Chapel of San Bernardo delle Forche

Chapel of San Bernardo delle Forche   ,   via San Bernardo   ,   12084   Mondovì   (CN)   Italy

THE SIGNS OF THE CHAPEL

Traces of passage to the future memory of wayfarers, pilgrims and those condemned to death


Inside the chapel there are a lot of graffiti engraved on the frescoes themselves, most of them in the lower part of the frescoes.

The old graffiti deserve a special mention, because let's not forget that in those days, when very few people knew how to write, leaving their name, date or an invocation to the Saint was something very different from modern writing that can sometimes be disfiguring and without any value.

The dates found in S. Bernardo delle Forche, as in other chapels in the region, are used for the probable dating, however, prior to the graffiti.

This custom must have been very widespread, and especially among educated and important people.

There is also an abundance of coats of arms and graphite symbols, not only written.

In fig. 4 one bears the date 1559 and the inscription "W Savoia" and the monogram FERT (it is the motto of the House of Savoy, of the Kingdom of Sardinia and the Kingdom of Italy, adopted by Amedeo VI).
The names of the saints are written in elegant gothic characters like many prayers.
A very long inscription is engraved on the edge of the "Good and Bad Prayer".

Perhaps they were comments and explanations of the iconography.
Many writings are in German and many others in Latin, often already vulgarized.
Interesting are the human figures hanging from the scaffold, and the one, almost childish in the stretch, of a little horned devil.
Among the symbolic figures we find the so called "Solomon's Knot" (a square dangled on the corners, an ancient symbol commonly used today in northern Europe, where it often appears mainly in English heraldry where it is best known as "Bowen's knot") and a large Cross formed by a braided rope (fig. 5).
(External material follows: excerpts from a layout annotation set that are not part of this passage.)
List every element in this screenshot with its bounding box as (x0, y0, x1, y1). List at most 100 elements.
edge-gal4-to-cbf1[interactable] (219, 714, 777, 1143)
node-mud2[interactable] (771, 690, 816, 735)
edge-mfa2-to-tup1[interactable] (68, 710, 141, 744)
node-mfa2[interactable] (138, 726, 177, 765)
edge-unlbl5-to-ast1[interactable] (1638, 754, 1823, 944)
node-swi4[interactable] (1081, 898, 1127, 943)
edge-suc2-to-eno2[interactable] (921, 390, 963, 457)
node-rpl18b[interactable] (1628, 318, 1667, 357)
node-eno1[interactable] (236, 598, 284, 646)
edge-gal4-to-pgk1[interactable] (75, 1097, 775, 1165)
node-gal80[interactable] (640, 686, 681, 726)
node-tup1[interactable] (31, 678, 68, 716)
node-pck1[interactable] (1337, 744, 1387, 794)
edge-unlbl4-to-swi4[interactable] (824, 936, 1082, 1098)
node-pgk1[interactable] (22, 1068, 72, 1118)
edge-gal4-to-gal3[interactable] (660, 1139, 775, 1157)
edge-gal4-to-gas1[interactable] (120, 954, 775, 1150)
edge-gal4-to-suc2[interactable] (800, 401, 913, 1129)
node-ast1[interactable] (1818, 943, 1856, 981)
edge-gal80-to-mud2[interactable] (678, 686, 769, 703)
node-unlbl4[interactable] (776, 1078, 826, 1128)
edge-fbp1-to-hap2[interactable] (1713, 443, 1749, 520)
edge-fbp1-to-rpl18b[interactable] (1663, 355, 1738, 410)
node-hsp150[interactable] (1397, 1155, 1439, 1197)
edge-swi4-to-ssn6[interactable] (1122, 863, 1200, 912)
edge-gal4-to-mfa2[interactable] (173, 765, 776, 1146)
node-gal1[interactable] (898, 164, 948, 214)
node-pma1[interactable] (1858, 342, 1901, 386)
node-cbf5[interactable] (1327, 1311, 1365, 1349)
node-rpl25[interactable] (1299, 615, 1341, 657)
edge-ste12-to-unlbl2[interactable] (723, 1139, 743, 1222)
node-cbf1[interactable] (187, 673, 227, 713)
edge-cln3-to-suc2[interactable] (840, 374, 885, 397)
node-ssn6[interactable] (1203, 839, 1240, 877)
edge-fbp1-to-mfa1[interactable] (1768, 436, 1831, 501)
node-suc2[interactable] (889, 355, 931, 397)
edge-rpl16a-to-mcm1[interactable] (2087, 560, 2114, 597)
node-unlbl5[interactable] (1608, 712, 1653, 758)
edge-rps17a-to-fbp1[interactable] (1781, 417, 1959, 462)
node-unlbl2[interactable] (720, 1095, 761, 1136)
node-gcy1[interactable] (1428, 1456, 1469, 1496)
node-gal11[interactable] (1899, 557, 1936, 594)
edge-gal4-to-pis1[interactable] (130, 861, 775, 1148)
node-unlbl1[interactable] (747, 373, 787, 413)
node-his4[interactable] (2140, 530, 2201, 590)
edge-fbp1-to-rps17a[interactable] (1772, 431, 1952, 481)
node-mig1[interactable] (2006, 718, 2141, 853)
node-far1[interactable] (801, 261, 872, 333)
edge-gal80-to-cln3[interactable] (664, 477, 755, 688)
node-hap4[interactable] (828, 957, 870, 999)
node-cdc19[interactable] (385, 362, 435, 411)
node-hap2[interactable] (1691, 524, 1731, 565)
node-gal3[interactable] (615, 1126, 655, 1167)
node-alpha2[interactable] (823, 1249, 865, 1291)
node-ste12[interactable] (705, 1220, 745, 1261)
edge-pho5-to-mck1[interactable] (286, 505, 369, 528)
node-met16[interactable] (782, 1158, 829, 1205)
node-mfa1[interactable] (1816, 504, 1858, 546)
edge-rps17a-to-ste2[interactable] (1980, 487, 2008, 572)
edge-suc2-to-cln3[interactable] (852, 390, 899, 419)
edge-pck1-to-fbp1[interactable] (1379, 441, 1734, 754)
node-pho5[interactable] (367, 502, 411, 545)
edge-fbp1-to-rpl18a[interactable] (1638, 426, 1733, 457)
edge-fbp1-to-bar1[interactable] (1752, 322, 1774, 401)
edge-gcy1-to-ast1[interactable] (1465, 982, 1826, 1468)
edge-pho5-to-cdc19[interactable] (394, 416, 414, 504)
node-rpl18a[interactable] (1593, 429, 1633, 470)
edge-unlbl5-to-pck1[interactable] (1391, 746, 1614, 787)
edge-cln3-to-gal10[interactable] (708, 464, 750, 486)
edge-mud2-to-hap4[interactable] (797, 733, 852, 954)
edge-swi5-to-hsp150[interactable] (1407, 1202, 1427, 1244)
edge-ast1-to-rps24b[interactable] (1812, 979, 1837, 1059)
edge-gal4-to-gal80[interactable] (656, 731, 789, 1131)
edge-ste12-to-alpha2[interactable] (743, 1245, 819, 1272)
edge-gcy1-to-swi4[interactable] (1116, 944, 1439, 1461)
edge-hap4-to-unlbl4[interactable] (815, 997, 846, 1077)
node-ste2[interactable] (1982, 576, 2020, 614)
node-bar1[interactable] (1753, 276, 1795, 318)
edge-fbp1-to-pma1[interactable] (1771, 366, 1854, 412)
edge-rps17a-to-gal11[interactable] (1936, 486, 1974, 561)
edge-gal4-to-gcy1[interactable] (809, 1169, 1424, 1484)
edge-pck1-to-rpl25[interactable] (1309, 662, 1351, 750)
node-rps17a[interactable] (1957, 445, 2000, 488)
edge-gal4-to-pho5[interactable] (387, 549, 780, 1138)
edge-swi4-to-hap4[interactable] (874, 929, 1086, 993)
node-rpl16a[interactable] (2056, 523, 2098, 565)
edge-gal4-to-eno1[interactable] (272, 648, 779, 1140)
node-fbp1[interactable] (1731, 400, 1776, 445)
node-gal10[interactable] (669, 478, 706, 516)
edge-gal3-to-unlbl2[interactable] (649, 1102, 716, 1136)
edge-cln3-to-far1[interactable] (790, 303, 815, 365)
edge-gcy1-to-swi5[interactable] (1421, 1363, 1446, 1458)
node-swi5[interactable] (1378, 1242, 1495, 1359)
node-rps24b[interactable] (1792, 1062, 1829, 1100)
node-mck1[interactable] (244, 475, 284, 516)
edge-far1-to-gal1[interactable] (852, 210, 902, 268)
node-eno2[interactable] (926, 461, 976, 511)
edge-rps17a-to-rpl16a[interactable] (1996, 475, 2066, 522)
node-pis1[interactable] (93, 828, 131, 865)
Some people must have taken a long time to make the engraving, then made with care, to leave a message of faith or custom, which today comes to us from those distant times as something mysterious or sacred.
Lords and nobles used horses, prelates and rich merchants used mules, but the others all went on foot along the long dusty roads or paths.
The time therefore had another dimension for those people in these centuries, who certainly did not have the anxiety to run of our days, and they could therefore stop to rest for a long time in the half-light of the small chapels and perhaps to shelter from the sun in the days of the summer heat, or the stinging cold of winter nights.

They would then leave on the walls the expression of their gratitude and the testimony of their faith, or they could (in the case of people condemned to the scaffold) have also left their last words written to exorcise fear.